问题
When I allocate and free memory and afterwards I allocate memory that is max the size as the previously freed part.
May the 2nd allocation be faster than the first?
Maybe because it already knows a memory region that is free? Or because this part of the heap is still assigned to the process? Are there other possible advantages?
Or does it generally make no difference?
Edit: As asked in the comments:
- I am especially interested in gcc and MSVC.
- My assumption was that the memory was not "redeemed" by the OS before.
As there is a lot going about specific details about implementation, I'd like to make it more clear, that this is a hypothetical question. I don't intend to abuse this, but I just want to know IF this may occur and what the reasons for the hypothetical speedup might be.
回答1:
On some common platforms like GCC x86_64, there are two kinds of malloc(): the traditional kind for small allocations, and the mmap kind for large ones. Large, mmap-based allocations will have less interdependence. But traditional small ones will indeed experience a big speedup in some cases when memory has previously been free()'d.
This is because as you suggest, free() does not instantly return memory to the OS. Indeed it cannot do so in general, because the memory might be in the middle of the heap which is contiguous. So on lots of systems (but not all), malloc() will only be slow when it needs to ask the OS for more heap space.
回答2:
Memory allocation with malloc should be faster whenever you avoid making system calls like sbrk or mmap. You will at least save a context switch.

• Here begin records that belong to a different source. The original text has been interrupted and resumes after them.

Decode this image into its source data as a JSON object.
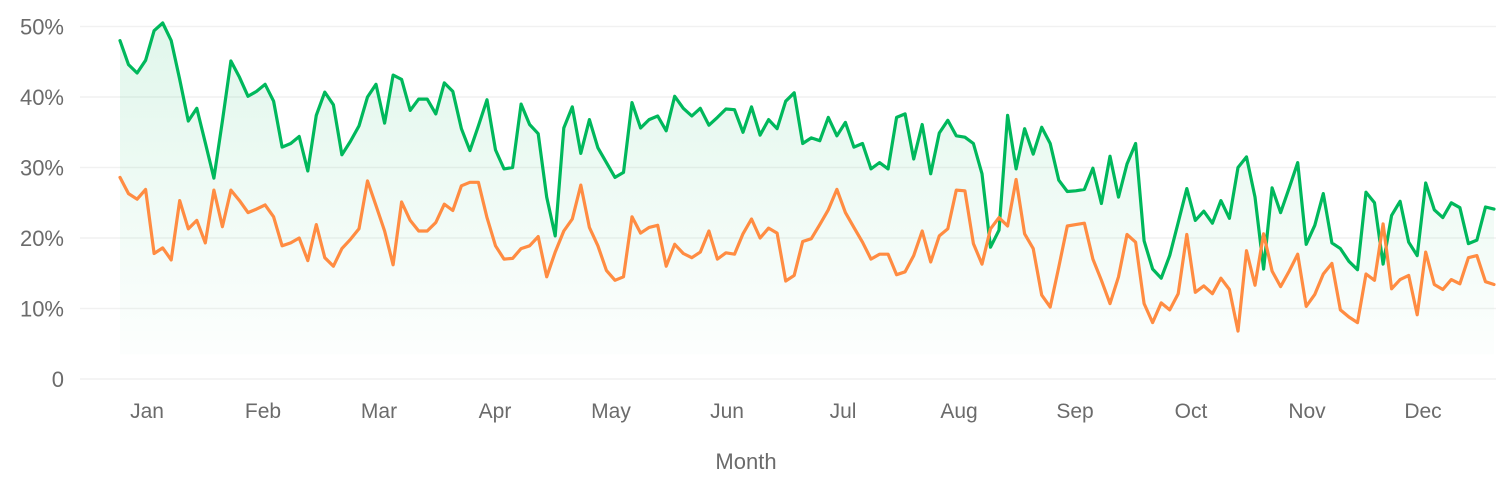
{
  "chart_data": {
    "type": "line",
    "title": "",
    "xlabel": "Month",
    "ylabel": "",
    "ylim": [
      0,
      50
    ],
    "y_ticks": [
      "0",
      "10%",
      "20%",
      "30%",
      "40%",
      "50%"
    ],
    "y_tick_values": [
      0,
      10,
      20,
      30,
      40,
      50
    ],
    "x_ticks": [
      "Jan",
      "Feb",
      "Mar",
      "Apr",
      "May",
      "Jun",
      "Jul",
      "Aug",
      "Sep",
      "Oct",
      "Nov",
      "Dec"
    ],
    "grid": true,
    "legend": "none",
    "series": [
      {
        "color": "#00b85c",
        "area_fill": true,
        "values": [
          48.0,
          44.6,
          43.4,
          45.2,
          49.4,
          50.5,
          48.0,
          42.5,
          36.6,
          38.4,
          33.5,
          28.5,
          36.6,
          45.1,
          42.8,
          40.1,
          40.8,
          41.8,
          39.4,
          32.9,
          33.4,
          34.4,
          29.5,
          37.4,
          40.7,
          38.9,
          31.8,
          33.7,
          35.9,
          40.0,
          41.8,
          36.3,
          43.1,
          42.5,
          38.1,
          39.7,
          39.7,
          37.6,
          42.0,
          40.8,
          35.5,
          32.4,
          35.9,
          39.6,
          32.5,
          29.8,
          30.0,
          39.0,
          36.1,
          34.8,
          25.8,
          20.3,
          35.6,
          38.6,
          32.0,
          36.8,
          32.8,
          30.7,
          28.6,
          29.3,
          39.2,
          35.6,
          36.8,
          37.3,
          35.2,
          40.1,
          38.4,
          37.3,
          38.4,
          36.0,
          37.1,
          38.3,
          38.2,
          35.0,
          38.6,
          34.6,
          36.8,
          35.5,
          39.4,
          40.6,
          33.4,
          34.2,
          33.8,
          37.1,
          34.5,
          36.4,
          32.9,
          33.4,
          29.8,
          30.7,
          29.8,
          37.1,
          37.6,
          31.2,
          36.1,
          29.1,
          34.9,
          36.7,
          34.5,
          34.3,
          33.4,
          29.1,
          18.7,
          21.1,
          37.4,
          29.8,
          35.5,
          31.9,
          35.7,
          33.4,
          28.2,
          26.6,
          26.7,
          26.9,
          29.9,
          24.9,
          31.6,
          25.8,
          30.5,
          33.4,
          19.6,
          15.6,
          14.3,
          17.5,
          22.2,
          27.0,
          22.5,
          23.8,
          22.1,
          25.3,
          22.8,
          30.0,
          31.5,
          25.8,
          15.6,
          27.1,
          23.6,
          27.1,
          30.7,
          19.1,
          21.8,
          26.3,
          19.3,
          18.5,
          16.7,
          15.5,
          26.5,
          25.0,
          16.3,
          23.2,
          25.2,
          19.4,
          17.5,
          27.8,
          24.0,
          22.9,
          25.0,
          24.3,
          19.2,
          19.7,
          24.4,
          24.1
        ]
      },
      {
        "color": "#ff8c42",
        "area_fill": false,
        "values": [
          28.6,
          26.3,
          25.5,
          26.9,
          17.8,
          18.6,
          16.9,
          25.3,
          21.3,
          22.5,
          19.3,
          26.8,
          21.6,
          26.8,
          25.3,
          23.6,
          24.1,
          24.7,
          23.0,
          18.9,
          19.3,
          20.0,
          16.8,
          21.9,
          17.2,
          16.0,
          18.5,
          19.8,
          21.3,
          28.1,
          24.6,
          21.0,
          16.2,
          25.1,
          22.5,
          21.0,
          21.0,
          22.2,
          24.8,
          23.9,
          27.4,
          27.9,
          27.9,
          22.9,
          18.9,
          17.0,
          17.1,
          18.5,
          18.9,
          20.2,
          14.5,
          18.0,
          21.0,
          22.7,
          27.5,
          21.5,
          18.9,
          15.4,
          14.0,
          14.5,
          23.0,
          20.7,
          21.5,
          21.8,
          16.0,
          19.1,
          17.8,
          17.2,
          18.0,
          21.0,
          17.0,
          17.9,
          17.7,
          20.6,
          22.7,
          20.0,
          21.4,
          20.7,
          13.9,
          14.7,
          19.5,
          19.9,
          21.9,
          24.0,
          26.9,
          23.6,
          21.5,
          19.4,
          17.0,
          17.7,
          17.7,
          14.8,
          15.2,
          17.5,
          21.0,
          16.6,
          20.3,
          21.3,
          26.8,
          26.7,
          19.2,
          16.3,
          21.3,
          22.9,
          21.7,
          28.3,
          20.6,
          18.5,
          11.9,
          10.2,
          15.9,
          21.7,
          21.9,
          22.1,
          17.0,
          14.0,
          10.7,
          14.5,
          20.5,
          19.4,
          10.7,
          8.0,
          10.8,
          9.8,
          12.1,
          20.5,
          12.3,
          13.2,
          12.1,
          14.3,
          12.7,
          6.8,
          18.2,
          13.3,
          20.6,
          15.3,
          13.1,
          15.3,
          17.7,
          10.3,
          12.0,
          14.9,
          16.4,
          9.8,
          8.8,
          8.0,
          14.9,
          14.0,
          22.0,
          12.8,
          14.1,
          14.7,
          9.1,
          18.0,
          13.4,
          12.7,
          14.1,
          13.5,
          17.2,
          17.5,
          13.8,
          13.4
        ]
      }
    ]
  }
}
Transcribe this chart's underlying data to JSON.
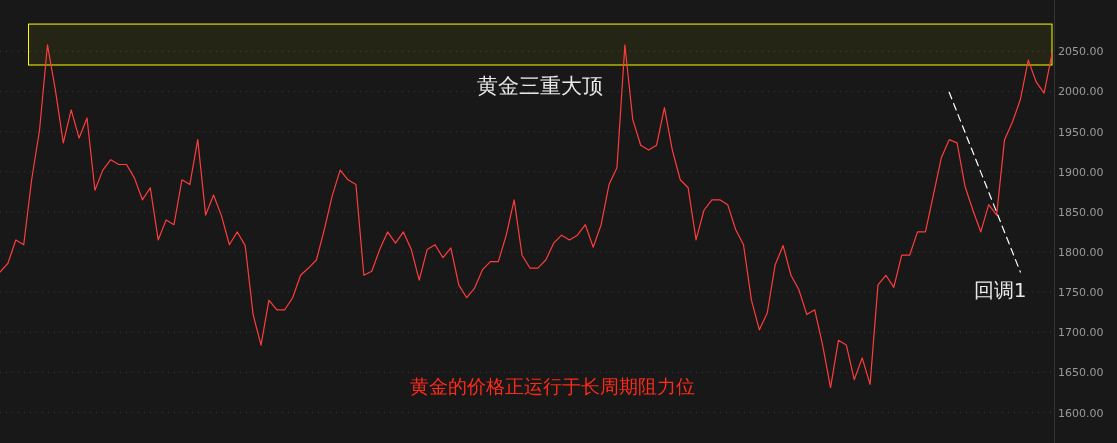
{
  "chart_data": {
    "type": "line",
    "categories": [
      null,
      null,
      null,
      null,
      null,
      null,
      null,
      null,
      null,
      null,
      null,
      null,
      null,
      null,
      null,
      null,
      null,
      null,
      null,
      null,
      null,
      null,
      null,
      null,
      null,
      null,
      null,
      null,
      null,
      null,
      null,
      null,
      null,
      null,
      null,
      null,
      null,
      null,
      null,
      null,
      null,
      null,
      null,
      null,
      null,
      null,
      null,
      null,
      null,
      null,
      null,
      null,
      null,
      null,
      null,
      null,
      null,
      null,
      null,
      null,
      null,
      null,
      null,
      null,
      null,
      null,
      null,
      null,
      null,
      null,
      null,
      null,
      null,
      null,
      null,
      null,
      null,
      null,
      null,
      null,
      null,
      null,
      null,
      null,
      null,
      null,
      null,
      null,
      null,
      null,
      null,
      null,
      null,
      null,
      null,
      null,
      null,
      null,
      null,
      null,
      null,
      null,
      null,
      null,
      null,
      null,
      null,
      null,
      null,
      null,
      null,
      null,
      null,
      null,
      null,
      null,
      null,
      null,
      null,
      null,
      null,
      null,
      null,
      null,
      null,
      null,
      null,
      null,
      null,
      null,
      null,
      null,
      null,
      null
    ],
    "series": [
      {
        "color": "#ff3c3c",
        "values": [
          1775,
          1786,
          1815,
          1809,
          1890,
          1952,
          2058,
          2002,
          1936,
          1977,
          1942,
          1967,
          1877,
          1902,
          1915,
          1909,
          1909,
          1892,
          1865,
          1880,
          1815,
          1840,
          1834,
          1890,
          1884,
          1940,
          1846,
          1871,
          1845,
          1809,
          1825,
          1808,
          1722,
          1684,
          1740,
          1728,
          1728,
          1743,
          1771,
          1780,
          1790,
          1828,
          1870,
          1902,
          1890,
          1884,
          1771,
          1776,
          1803,
          1825,
          1811,
          1825,
          1803,
          1765,
          1803,
          1809,
          1793,
          1805,
          1759,
          1743,
          1755,
          1778,
          1788,
          1788,
          1821,
          1865,
          1796,
          1780,
          1780,
          1790,
          1811,
          1821,
          1815,
          1821,
          1834,
          1806,
          1834,
          1884,
          1905,
          2058,
          1965,
          1933,
          1927,
          1933,
          1980,
          1927,
          1890,
          1880,
          1815,
          1852,
          1865,
          1865,
          1859,
          1828,
          1809,
          1740,
          1703,
          1724,
          1784,
          1808,
          1771,
          1753,
          1722,
          1728,
          1684,
          1631,
          1690,
          1684,
          1641,
          1668,
          1635,
          1759,
          1771,
          1756,
          1796,
          1796,
          1825,
          1825,
          1871,
          1917,
          1940,
          1936,
          1882,
          1852,
          1825,
          1859,
          1846,
          1940,
          1962,
          1990,
          2039,
          2012,
          1998,
          2047
        ]
      },
      {
        "type": "line",
        "color": "#ffffff",
        "line_style": "dashed",
        "values": [
          null,
          null,
          null,
          null,
          null,
          null,
          null,
          null,
          null,
          null,
          null,
          null,
          null,
          null,
          null,
          null,
          null,
          null,
          null,
          null,
          null,
          null,
          null,
          null,
          null,
          null,
          null,
          null,
          null,
          null,
          null,
          null,
          null,
          null,
          null,
          null,
          null,
          null,
          null,
          null,
          null,
          null,
          null,
          null,
          null,
          null,
          null,
          null,
          null,
          null,
          null,
          null,
          null,
          null,
          null,
          null,
          null,
          null,
          null,
          null,
          null,
          null,
          null,
          null,
          null,
          null,
          null,
          null,
          null,
          null,
          null,
          null,
          null,
          null,
          null,
          null,
          null,
          null,
          null,
          null,
          null,
          null,
          null,
          null,
          null,
          null,
          null,
          null,
          null,
          null,
          null,
          null,
          null,
          null,
          null,
          null,
          null,
          null,
          null,
          null,
          null,
          null,
          null,
          null,
          null,
          null,
          null,
          null,
          null,
          null,
          null,
          null,
          null,
          null,
          null,
          null,
          null,
          null,
          null,
          null,
          1999,
          null,
          null,
          null,
          null,
          null,
          null,
          null,
          null,
          1775,
          null,
          null,
          null,
          null
        ]
      }
    ],
    "ylim": [
      1562,
      2114
    ],
    "yticks": [
      {
        "value": 1600,
        "label": "1600.00"
      },
      {
        "value": 1650,
        "label": "1650.00"
      },
      {
        "value": 1700,
        "label": "1700.00"
      },
      {
        "value": 1750,
        "label": "1750.00"
      },
      {
        "value": 1800,
        "label": "1800.00"
      },
      {
        "value": 1850,
        "label": "1850.00"
      },
      {
        "value": 1900,
        "label": "1900.00"
      },
      {
        "value": 1950,
        "label": "1950.00"
      },
      {
        "value": 2000,
        "label": "2000.00"
      },
      {
        "value": 2050,
        "label": "2050.00"
      }
    ],
    "tick_labels": "y",
    "grid": "y",
    "bands": [
      {
        "axis": "y",
        "from": 2033,
        "to": 2084,
        "label": "黄金三重大顶",
        "color": "#ffff00"
      }
    ],
    "annotations": [
      "回调1",
      "黄金的价格正运行于长周期阻力位"
    ]
  }
}
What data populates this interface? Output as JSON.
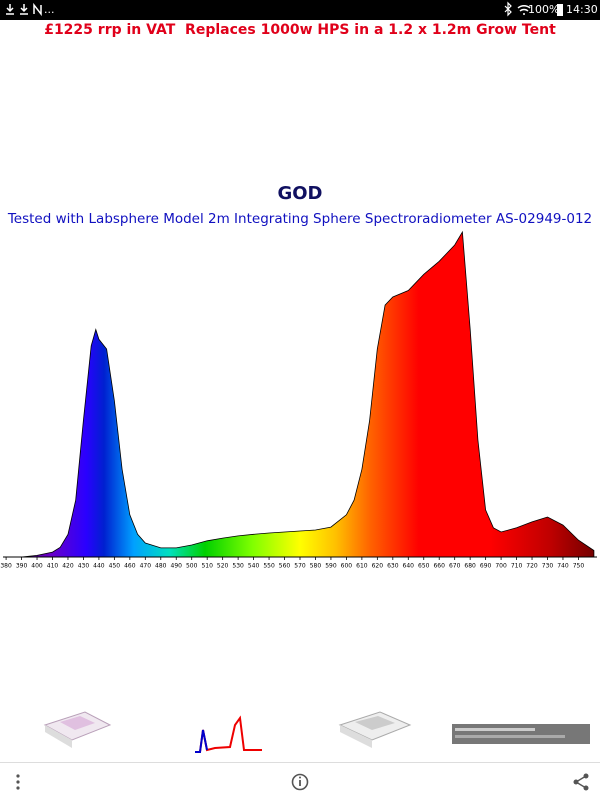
{
  "status_bar": {
    "more": "...",
    "battery": "100%",
    "time": "14:30"
  },
  "header": {
    "text": "£1225 rrp in VAT  Replaces 1000w HPS in a 1.2 x 1.2m Grow Tent"
  },
  "chart_data": {
    "type": "area",
    "title": "GOD",
    "subtitle": "Tested with Labsphere Model 2m Integrating Sphere Spectroradiometer AS-02949-012",
    "x": [
      380,
      390,
      400,
      410,
      415,
      420,
      425,
      430,
      435,
      438,
      440,
      445,
      450,
      455,
      460,
      465,
      470,
      480,
      490,
      500,
      510,
      520,
      530,
      540,
      550,
      560,
      570,
      580,
      590,
      600,
      605,
      610,
      615,
      620,
      625,
      630,
      640,
      650,
      660,
      670,
      675,
      680,
      685,
      690,
      695,
      700,
      710,
      720,
      730,
      740,
      750,
      760
    ],
    "values": [
      0,
      0,
      0.5,
      1.5,
      3,
      7,
      17.5,
      42,
      65,
      70,
      67,
      64,
      48,
      27,
      13,
      7,
      4.3,
      2.8,
      2.8,
      3.7,
      5,
      5.8,
      6.5,
      7,
      7.4,
      7.7,
      8,
      8.3,
      9.2,
      13,
      17.5,
      27,
      42,
      64,
      77.5,
      80,
      82,
      87,
      91,
      96,
      100,
      70,
      36,
      14.5,
      9,
      7.7,
      9,
      10.8,
      12.3,
      9.8,
      5.2,
      2
    ],
    "xlim": [
      378,
      762
    ],
    "xticks": [
      380,
      390,
      400,
      410,
      420,
      430,
      440,
      450,
      460,
      470,
      480,
      490,
      500,
      510,
      520,
      530,
      540,
      550,
      560,
      570,
      580,
      590,
      600,
      610,
      620,
      630,
      640,
      650,
      660,
      670,
      680,
      690,
      700,
      710,
      720,
      730,
      740,
      750
    ],
    "ylim": [
      0,
      100
    ]
  }
}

Make an experiment with the following program
#include <stdlib.h>
int main() {
void* x = malloc(1024*1024);
free(x);
x = malloc(1024*1024);
}
and run it with command strace ./a.out
When you remove call to free you will notice two additional system calls brk.
回答3:
Here's simple banchmark I compiled at -O1:
#include <stdio.h>
#include <stdlib.h>
int main(int argc, char** argv){
for(int i=0;i<10000000;i++){
char volatile * p = malloc(100);
if(!p) { perror(0); exit(1); }
*p='x';
//free((char*)p);
}
return 0;
}
An iteration cost about 60ns with free and about 150ns without on my Linux. Yes, mallocs after free can be significantly faster.
It depends on the allocated sizes. These small sizes will not be returned to the OS. For larger sizes that are powers of two, the glibc malloc starts mmaping and unmmapping and then I'd expect a slowdown in the freeing variant.